= Teo Soon Kim =

Singaporean lawyer (1904–1978)

Teo Soon Kim also Teow Soon Kim and Lo-Teo Soon Kim (23 June 1904 – 23 April 1978) was a barrister in Singapore, Hong Kong and also in England. She was the first woman admitted to the Straits Settlement bar, and the first woman barrister in Hong Kong. She also became the third Malayan Chinese woman to become a barrister in England.

== Biography ==
Teo's father, Teo Eng Hock, was a rubber baron from Teochew. Teo was encouraged by her father to get an education and attended the Methodist Girls' School. She later taught at the school for two years, but what she really wanted to do was become a lawyer. Part of her motivation for becoming a lawyer was because few women in Asia had done so and none in Singapore had been admitted to the bar.
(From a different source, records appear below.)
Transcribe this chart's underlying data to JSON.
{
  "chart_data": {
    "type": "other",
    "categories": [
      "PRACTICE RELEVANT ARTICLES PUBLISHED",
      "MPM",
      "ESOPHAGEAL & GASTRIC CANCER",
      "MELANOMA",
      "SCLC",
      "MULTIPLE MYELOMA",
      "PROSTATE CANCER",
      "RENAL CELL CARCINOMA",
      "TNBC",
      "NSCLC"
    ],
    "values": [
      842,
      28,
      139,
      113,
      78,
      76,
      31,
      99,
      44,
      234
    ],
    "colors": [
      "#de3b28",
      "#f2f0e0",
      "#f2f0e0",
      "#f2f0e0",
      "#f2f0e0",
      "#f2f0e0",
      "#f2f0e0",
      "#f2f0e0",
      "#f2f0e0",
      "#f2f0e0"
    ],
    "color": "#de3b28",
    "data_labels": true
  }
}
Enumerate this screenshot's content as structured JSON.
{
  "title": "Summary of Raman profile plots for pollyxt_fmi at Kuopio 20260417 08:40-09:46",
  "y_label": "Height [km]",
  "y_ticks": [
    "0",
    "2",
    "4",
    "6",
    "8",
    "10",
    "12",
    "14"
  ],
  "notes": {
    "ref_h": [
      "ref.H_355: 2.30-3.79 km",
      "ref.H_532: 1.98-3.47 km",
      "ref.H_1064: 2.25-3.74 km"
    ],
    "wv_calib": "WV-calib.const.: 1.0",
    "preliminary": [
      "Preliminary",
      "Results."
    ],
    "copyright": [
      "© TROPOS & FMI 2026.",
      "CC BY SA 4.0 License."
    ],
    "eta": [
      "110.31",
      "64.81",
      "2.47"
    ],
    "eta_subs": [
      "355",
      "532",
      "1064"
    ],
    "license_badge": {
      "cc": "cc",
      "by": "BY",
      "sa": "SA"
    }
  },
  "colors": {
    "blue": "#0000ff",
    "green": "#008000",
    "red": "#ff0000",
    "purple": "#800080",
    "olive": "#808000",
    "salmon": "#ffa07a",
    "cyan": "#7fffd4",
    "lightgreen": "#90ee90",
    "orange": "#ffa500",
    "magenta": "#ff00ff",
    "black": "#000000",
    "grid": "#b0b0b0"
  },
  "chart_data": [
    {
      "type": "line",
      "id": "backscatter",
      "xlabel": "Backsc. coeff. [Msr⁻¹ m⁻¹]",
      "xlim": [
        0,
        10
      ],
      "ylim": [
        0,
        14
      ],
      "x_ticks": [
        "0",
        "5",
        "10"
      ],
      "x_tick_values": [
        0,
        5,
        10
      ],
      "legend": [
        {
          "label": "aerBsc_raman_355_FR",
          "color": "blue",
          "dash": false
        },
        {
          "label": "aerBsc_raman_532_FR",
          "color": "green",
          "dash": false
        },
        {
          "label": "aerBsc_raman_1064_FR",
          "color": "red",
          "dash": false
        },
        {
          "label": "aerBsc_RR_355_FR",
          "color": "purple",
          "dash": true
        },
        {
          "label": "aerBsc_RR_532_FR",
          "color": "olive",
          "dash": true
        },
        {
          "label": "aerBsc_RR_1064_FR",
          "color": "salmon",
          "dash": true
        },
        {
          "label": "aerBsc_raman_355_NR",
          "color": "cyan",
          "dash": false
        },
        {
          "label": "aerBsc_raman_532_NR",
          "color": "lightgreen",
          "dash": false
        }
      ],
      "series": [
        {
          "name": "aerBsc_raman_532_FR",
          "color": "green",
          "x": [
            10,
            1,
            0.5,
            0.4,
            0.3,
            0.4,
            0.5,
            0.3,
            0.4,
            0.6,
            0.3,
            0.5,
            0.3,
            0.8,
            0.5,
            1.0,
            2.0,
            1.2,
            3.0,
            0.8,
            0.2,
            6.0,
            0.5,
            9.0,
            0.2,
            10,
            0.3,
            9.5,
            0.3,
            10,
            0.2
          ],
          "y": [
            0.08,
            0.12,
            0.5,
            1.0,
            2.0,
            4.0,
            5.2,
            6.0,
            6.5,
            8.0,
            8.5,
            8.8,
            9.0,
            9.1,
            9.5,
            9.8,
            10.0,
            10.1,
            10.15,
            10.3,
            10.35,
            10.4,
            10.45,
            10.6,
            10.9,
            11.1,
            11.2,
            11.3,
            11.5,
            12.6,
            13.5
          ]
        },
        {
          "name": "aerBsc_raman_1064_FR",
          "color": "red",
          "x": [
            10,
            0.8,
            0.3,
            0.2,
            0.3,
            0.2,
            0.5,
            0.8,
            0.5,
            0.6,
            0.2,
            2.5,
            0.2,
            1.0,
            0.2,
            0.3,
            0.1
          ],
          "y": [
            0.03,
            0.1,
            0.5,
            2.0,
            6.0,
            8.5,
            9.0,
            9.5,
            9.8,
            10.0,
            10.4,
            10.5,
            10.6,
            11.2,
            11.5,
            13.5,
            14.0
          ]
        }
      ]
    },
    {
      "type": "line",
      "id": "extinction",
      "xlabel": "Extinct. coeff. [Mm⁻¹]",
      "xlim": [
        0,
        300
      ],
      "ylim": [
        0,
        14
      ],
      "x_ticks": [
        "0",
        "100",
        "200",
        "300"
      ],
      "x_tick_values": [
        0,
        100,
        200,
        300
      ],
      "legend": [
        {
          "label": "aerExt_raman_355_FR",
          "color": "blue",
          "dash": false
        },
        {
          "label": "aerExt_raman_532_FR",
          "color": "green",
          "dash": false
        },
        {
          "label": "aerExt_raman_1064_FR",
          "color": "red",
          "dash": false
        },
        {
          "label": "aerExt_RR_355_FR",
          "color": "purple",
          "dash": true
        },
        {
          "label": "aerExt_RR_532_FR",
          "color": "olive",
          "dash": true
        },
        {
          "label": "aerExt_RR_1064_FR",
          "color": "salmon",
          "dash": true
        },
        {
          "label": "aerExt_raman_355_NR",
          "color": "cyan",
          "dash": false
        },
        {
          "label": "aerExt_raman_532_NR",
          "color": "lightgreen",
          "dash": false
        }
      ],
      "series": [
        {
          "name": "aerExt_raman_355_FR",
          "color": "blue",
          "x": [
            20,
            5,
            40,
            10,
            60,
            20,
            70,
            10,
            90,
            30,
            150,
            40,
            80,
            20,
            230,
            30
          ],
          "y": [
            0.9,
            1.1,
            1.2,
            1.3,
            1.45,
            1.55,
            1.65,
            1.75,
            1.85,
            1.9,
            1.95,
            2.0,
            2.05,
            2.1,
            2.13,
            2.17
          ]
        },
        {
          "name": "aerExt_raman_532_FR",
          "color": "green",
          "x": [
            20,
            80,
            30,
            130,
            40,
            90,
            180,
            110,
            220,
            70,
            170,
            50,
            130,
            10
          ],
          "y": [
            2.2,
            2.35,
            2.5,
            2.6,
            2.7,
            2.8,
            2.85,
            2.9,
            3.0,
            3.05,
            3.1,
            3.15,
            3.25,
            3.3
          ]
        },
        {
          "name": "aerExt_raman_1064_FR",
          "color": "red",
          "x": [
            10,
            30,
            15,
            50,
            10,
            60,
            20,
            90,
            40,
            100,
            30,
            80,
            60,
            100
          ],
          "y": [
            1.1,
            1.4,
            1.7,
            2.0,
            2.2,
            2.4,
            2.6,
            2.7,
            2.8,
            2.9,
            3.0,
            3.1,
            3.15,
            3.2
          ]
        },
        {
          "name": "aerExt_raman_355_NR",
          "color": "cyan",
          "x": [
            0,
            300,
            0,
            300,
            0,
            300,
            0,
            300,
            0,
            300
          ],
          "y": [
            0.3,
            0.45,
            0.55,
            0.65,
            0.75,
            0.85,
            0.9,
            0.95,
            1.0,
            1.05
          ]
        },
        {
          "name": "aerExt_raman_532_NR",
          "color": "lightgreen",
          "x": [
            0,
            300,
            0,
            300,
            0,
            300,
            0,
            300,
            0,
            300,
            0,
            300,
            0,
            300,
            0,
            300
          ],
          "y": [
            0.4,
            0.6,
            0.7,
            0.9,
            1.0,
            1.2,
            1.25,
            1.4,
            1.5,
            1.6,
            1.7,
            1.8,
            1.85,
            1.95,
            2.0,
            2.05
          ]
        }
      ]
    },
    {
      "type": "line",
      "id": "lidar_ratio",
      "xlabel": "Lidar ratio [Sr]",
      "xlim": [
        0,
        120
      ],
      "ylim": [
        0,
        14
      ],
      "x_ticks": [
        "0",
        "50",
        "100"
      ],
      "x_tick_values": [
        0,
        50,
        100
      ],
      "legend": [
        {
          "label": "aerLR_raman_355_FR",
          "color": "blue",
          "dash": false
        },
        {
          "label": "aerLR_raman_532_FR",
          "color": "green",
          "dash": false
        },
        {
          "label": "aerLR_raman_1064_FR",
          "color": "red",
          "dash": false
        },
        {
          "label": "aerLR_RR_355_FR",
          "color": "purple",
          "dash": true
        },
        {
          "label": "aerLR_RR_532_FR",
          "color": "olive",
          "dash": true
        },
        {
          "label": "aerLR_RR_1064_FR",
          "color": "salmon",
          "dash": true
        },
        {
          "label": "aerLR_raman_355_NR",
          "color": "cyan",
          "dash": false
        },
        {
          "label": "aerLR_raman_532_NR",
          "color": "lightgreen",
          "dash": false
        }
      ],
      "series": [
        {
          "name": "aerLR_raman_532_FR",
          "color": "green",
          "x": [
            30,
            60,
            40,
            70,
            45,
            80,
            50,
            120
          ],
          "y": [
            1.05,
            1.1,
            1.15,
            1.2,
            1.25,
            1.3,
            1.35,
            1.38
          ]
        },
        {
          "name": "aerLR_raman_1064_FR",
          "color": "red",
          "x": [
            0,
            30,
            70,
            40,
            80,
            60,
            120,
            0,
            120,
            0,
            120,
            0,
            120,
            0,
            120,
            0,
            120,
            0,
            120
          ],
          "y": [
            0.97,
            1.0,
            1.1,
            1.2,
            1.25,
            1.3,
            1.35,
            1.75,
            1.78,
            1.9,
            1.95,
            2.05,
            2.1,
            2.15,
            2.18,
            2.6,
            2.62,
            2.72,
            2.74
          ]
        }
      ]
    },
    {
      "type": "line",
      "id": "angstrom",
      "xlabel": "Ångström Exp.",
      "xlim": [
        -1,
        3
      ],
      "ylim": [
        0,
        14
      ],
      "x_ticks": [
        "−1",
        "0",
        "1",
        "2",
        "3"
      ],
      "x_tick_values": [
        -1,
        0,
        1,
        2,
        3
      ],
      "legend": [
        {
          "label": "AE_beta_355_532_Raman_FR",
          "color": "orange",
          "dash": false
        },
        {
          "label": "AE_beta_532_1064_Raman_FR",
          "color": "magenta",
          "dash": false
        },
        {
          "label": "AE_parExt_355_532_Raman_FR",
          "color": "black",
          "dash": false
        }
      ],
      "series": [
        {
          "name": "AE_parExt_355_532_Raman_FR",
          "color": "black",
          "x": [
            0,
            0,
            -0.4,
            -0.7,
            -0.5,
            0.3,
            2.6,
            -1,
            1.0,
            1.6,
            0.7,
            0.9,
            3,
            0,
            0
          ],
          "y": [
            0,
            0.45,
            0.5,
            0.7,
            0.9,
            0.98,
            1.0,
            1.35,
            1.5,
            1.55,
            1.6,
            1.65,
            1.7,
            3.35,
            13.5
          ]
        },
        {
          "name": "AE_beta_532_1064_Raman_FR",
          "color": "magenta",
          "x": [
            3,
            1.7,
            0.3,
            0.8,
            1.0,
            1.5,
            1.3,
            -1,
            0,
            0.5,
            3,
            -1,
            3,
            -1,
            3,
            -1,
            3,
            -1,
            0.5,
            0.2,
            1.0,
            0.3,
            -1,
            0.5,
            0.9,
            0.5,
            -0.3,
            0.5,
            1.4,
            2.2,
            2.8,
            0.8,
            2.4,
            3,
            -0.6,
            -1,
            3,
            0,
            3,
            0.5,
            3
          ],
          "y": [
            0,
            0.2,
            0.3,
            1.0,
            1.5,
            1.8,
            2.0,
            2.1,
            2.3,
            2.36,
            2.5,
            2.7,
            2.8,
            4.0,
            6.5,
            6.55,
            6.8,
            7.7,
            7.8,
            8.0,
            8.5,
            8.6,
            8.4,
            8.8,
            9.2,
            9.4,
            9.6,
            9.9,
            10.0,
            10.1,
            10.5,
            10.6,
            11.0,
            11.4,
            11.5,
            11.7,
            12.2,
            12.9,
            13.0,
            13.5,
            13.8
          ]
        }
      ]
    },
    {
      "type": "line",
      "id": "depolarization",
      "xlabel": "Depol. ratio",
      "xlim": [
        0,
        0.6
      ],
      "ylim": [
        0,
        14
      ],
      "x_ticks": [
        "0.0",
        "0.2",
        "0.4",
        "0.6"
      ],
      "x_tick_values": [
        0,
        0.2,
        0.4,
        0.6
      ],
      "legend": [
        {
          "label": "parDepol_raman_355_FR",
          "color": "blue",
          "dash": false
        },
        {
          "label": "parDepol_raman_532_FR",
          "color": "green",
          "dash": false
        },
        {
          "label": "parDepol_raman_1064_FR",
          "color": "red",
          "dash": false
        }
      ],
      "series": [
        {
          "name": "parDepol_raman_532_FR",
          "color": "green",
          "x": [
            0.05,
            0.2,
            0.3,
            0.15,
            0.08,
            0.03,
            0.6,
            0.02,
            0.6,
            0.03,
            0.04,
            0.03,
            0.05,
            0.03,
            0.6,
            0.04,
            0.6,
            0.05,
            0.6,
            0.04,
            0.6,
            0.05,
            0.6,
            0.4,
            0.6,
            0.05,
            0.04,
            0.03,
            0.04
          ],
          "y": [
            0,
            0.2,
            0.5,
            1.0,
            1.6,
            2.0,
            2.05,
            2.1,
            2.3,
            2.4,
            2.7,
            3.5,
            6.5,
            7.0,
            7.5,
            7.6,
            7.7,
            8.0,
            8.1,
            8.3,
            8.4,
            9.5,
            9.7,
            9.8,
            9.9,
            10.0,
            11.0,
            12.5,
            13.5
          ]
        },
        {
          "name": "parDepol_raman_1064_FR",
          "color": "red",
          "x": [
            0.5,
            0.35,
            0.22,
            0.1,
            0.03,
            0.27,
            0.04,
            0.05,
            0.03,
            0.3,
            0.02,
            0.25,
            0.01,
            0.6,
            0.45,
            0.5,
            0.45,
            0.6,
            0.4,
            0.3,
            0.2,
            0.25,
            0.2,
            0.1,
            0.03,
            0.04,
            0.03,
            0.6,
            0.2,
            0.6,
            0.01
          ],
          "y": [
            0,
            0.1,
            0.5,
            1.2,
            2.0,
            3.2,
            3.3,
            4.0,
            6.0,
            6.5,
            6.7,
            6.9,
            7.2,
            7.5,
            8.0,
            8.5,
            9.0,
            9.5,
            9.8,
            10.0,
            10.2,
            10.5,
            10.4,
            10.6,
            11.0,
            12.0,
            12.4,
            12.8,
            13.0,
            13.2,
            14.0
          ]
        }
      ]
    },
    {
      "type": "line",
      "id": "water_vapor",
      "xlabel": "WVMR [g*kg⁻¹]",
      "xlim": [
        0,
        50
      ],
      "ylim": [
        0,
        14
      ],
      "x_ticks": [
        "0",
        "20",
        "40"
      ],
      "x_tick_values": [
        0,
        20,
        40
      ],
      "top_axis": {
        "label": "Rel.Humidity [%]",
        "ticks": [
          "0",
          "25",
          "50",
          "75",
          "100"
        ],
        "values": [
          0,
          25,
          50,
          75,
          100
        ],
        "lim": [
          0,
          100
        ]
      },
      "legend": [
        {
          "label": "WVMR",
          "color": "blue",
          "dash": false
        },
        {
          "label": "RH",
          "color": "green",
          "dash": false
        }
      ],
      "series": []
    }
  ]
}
She went to the University of London to study law and lived in Finchley. She entered the Inner Temple in London in May 1924 where she studied with H. H. L. Bellot. In 1927, became the third Malayan Chinese woman to be admitted to the bar of England and Wales.

Teo returned to Singapore and married Lo Long Chi in December 1928. In 1929, Teo was admitted to the Singapore bar. She practiced for a few years in Singapore after spending two years in China. In Singapore, she took on civil and criminal cases and argued in front of the Supreme Court in 1932. She was first woman to argue a case in front of the Supreme Court and drew a crowd in the public gallery. In 1932, she moved to Hong Kong and became the first woman admitted to the bar there in August 1932.

In the early 1920s, Teo converted to Christianity. She was inducted into the Singapore Women's Hall of Fame in 2014.